FDA Warning Letters offer insight into CGMP regulations, with a recent letter highlighting deficiencies in quality assurance. The letter cited 21 CFR 211.22, focusing on a U.S. manufacturer’s failure to comply with quality unit responsibilities.

Process Validation Issues:

The FDA criticized inadequate validation of the water system, referencing 21 CFR 211.100. They requested a detailed validation program, Process Performance Qualification (PPQ), equipment qualification, and risk assessments for defective systems.

Cleaning Validation Deficiencies:

Under 21 CFR 211.22 and 21 CFR 211.67, the FDA flagged the lack of cleaning validation, emphasizing improvements for "worst-case" scenarios, including toxic or hard-to-clean products and maximum cleaning hold times.

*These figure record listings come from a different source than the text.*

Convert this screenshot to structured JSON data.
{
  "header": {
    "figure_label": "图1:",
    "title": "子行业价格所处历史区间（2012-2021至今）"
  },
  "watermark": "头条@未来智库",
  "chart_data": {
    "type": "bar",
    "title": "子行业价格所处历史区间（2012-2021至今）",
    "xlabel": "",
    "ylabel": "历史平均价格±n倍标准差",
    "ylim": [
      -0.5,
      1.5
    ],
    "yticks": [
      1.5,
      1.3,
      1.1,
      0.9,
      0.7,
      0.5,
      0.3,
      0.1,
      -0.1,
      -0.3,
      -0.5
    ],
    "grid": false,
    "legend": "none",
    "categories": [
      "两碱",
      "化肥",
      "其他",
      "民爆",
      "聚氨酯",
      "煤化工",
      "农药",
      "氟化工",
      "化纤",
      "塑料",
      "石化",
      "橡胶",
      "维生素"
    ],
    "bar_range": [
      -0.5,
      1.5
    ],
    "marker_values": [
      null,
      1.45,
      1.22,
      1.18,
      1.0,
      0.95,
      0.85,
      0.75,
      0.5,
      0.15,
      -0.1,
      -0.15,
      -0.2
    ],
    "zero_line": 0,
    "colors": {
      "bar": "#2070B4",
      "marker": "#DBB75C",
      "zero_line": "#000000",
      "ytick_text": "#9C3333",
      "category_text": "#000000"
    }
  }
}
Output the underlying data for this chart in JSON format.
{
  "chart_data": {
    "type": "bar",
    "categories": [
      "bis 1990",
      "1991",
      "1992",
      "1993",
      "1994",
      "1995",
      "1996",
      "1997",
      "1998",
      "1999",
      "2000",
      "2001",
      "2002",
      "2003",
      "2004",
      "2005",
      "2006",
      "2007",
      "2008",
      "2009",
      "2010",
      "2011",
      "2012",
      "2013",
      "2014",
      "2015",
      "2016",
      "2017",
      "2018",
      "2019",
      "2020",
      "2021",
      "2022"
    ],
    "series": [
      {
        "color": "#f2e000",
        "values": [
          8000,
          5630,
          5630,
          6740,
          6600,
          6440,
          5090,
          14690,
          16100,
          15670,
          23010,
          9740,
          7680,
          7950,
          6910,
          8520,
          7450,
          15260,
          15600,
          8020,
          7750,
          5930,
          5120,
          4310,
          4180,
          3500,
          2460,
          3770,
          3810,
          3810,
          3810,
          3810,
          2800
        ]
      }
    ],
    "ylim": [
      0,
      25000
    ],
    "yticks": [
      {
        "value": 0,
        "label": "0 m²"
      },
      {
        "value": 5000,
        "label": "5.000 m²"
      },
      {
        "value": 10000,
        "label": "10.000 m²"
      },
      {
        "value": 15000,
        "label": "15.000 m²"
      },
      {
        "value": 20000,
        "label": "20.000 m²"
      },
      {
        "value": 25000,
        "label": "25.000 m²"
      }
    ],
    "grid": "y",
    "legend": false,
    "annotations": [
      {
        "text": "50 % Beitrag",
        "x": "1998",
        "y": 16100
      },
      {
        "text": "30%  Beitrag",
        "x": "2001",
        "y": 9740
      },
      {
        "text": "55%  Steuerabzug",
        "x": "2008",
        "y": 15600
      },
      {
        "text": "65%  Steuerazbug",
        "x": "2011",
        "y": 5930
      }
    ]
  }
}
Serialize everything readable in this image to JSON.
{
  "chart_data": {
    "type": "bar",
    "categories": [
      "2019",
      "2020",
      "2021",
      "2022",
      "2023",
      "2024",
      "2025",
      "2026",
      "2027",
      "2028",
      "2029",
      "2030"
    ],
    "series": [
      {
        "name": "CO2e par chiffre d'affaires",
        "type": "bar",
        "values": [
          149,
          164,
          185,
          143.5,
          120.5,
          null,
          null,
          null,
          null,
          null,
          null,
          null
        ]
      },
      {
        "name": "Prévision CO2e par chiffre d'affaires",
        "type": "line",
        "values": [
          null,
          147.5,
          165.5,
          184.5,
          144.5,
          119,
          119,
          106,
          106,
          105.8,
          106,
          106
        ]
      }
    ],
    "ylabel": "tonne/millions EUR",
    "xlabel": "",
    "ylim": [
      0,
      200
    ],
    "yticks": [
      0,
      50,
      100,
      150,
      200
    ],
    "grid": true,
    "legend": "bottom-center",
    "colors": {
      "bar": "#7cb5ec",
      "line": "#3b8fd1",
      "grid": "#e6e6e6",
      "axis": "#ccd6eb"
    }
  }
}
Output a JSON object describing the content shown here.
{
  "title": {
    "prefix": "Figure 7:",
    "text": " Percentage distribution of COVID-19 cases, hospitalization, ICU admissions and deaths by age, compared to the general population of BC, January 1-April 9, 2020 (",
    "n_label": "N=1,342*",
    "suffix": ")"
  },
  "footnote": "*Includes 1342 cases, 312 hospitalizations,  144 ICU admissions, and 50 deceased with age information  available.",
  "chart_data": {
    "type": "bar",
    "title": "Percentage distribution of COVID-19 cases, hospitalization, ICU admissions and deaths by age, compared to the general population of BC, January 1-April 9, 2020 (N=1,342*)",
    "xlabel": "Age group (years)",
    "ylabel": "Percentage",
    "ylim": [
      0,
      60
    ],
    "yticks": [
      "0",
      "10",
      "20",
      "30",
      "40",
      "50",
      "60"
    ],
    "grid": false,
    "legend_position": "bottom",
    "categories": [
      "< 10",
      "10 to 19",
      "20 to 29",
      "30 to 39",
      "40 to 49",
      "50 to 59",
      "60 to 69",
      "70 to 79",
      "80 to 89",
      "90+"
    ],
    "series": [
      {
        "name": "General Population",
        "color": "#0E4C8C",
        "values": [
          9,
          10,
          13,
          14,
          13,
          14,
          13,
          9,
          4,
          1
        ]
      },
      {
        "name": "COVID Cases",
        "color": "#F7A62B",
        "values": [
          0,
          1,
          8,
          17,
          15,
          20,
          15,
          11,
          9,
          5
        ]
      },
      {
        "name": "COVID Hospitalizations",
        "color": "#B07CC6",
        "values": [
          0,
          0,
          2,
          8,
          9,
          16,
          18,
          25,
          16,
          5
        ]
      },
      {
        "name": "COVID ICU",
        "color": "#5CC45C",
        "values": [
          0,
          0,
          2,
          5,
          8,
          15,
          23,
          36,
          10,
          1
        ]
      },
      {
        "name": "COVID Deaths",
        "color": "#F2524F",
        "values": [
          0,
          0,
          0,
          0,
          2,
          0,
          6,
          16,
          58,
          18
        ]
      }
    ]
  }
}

Stability Studies Lacking:

Citing 21 CFR 211.137, the FDA noted missing stability studies for product expiration dates, calling for a comprehensive review, ongoing testing, and CAPA plan.

 Overall, the FDA emphasized the need for stronger quality assurance oversight in process validation, cleaning, and product stability. Full details are available on the FDA website.